Whenever I see a company has a ‘mission statement’ it makes me sigh heavily. It will almost always be full of long words for no reason and make very little sense. It is such a common thing that there are idiot programs that will generate them for you if you have no idea what your company actually does.

So much corporate communication is meant to instill belief in your company without actually building a belief system. This is magical thinking without any actual magical training. Magic spells are traditionally written in incomprehensible languages and declaimed in important tones, but a statement of desire is usually the first step.

What disappointed me about magic

When I first got into researching these things that nobody understood (and thus usually translated this not understanding into denial or blind acceptance) I had not yet freed myself of some of the romantic notions associated with magic and the paranormal.

Being a great lover of books, one trope that I was the most disappointed to find was not true was the idea of the grimoire. A big, fat, mysterious book bound in some unspecified leather, handed down from before the Renaissance and containing the secret wisdom of the Universe.

Certainly there are many grimoire in existence (even if impressive lies are usually told about their provenance) but they only contain, at best, a magical system, usually with long and complex preparations to convince you that this is SERIOUS BUSINESS. Which is the point of any magical system, of course.

Then there are utterly non-existent books like the Necronomicon which have been brought into existence by sheer force of will – even if they bear no resemblance to the supposed original. I guess that counts as a magical act.

What do you call yourself?

When I first started researching magic, I called myself a magician. This went very well until I was talking to a friend of mine and mentioned that I was a magician.

“Oooh,” she said, “I love Jerry Sadowitz!”

“Yeah, so do I, but that’s not what I’m talking about.”

So I started calling myself a wizard. I had a brief period of doubt later on when Antony Mackie in “Falcon and the Winter Soldier” said that “a sorcerer was just a wizard without a hat on“.

Should I be wearing a hat? Or should I call myself a sorcerer?

No, and no. I don’t have the beard to go with the hat, and if ‘wizard’ seems pretentious, then ‘sorcerer’ kicks it up a large notch.

I’ve been in progressive rock bands so I know a bit about pretension.
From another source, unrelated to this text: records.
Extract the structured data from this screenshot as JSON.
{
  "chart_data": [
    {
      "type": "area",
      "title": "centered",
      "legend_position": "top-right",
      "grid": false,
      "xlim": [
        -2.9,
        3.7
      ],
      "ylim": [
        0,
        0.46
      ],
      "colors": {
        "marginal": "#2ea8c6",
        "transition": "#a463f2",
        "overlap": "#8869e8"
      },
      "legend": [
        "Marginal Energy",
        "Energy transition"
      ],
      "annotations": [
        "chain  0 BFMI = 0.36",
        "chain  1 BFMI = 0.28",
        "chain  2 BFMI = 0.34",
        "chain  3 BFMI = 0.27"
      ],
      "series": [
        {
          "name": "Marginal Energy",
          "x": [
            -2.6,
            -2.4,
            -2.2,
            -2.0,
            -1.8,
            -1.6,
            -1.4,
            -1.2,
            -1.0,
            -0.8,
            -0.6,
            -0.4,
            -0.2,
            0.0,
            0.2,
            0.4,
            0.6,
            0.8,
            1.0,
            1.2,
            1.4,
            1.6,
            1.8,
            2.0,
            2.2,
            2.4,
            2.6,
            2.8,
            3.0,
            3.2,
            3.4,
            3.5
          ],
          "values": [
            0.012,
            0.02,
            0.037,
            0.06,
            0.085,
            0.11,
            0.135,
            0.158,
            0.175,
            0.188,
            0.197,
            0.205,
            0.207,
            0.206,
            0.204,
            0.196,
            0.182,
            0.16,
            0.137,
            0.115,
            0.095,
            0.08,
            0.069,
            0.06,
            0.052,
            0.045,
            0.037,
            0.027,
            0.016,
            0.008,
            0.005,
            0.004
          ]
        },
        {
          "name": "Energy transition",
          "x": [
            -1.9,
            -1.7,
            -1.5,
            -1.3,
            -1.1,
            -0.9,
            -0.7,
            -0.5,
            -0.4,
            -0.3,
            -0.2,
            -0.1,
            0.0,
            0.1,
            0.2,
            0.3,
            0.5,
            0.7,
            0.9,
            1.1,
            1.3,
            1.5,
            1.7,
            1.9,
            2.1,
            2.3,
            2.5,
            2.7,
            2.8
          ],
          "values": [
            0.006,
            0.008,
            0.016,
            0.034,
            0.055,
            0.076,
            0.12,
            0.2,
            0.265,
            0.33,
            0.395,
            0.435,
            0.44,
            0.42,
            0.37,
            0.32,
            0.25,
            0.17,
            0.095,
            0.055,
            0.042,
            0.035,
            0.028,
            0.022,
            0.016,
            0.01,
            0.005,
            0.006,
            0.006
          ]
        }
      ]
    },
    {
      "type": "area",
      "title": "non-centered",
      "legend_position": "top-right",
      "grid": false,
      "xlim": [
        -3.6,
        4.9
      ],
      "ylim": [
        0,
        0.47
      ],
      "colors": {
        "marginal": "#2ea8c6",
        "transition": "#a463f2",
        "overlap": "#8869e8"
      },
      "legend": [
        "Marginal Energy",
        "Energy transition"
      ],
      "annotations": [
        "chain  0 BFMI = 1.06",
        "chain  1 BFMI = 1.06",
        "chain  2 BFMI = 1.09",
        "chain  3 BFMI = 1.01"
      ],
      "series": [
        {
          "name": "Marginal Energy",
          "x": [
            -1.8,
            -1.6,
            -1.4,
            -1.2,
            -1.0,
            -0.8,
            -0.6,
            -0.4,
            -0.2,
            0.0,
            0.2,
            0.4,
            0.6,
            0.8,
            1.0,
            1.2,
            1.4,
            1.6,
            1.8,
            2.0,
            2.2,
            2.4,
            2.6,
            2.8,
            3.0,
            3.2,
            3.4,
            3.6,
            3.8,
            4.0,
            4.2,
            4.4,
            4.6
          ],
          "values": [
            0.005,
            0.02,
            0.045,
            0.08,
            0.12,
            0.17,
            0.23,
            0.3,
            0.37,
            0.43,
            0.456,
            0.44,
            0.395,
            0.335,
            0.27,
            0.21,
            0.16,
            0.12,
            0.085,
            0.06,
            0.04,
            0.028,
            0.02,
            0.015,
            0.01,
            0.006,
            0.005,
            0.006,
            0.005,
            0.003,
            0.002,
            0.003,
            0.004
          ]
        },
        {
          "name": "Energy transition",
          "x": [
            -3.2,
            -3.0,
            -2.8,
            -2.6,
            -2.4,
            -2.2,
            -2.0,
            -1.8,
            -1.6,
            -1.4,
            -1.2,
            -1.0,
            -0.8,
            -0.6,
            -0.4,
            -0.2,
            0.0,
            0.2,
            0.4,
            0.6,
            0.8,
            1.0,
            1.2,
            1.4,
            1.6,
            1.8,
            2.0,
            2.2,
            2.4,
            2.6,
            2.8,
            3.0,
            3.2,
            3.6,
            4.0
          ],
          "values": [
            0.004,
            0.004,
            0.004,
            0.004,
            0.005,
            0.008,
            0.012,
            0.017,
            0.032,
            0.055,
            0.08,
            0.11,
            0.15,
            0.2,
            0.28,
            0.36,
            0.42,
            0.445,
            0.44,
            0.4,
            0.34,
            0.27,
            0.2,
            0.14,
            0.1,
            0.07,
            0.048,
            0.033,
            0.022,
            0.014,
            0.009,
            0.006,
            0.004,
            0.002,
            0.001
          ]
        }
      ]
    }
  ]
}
A couple of friends of mine got quite annoyed at me calling myself a wizard. Probably because they thought I was going off my head. Impressed that, so far, no-one has said “What, like Harry Potter?”

Harry Potter is fictional. Real wizards are not as exciting as pretend wizards.”

Best moment was a friend of a friend, who, when he saw a picture of me breathing fire, said “Is he a god?”

“No,” my friend said sadly, “just a wizard.”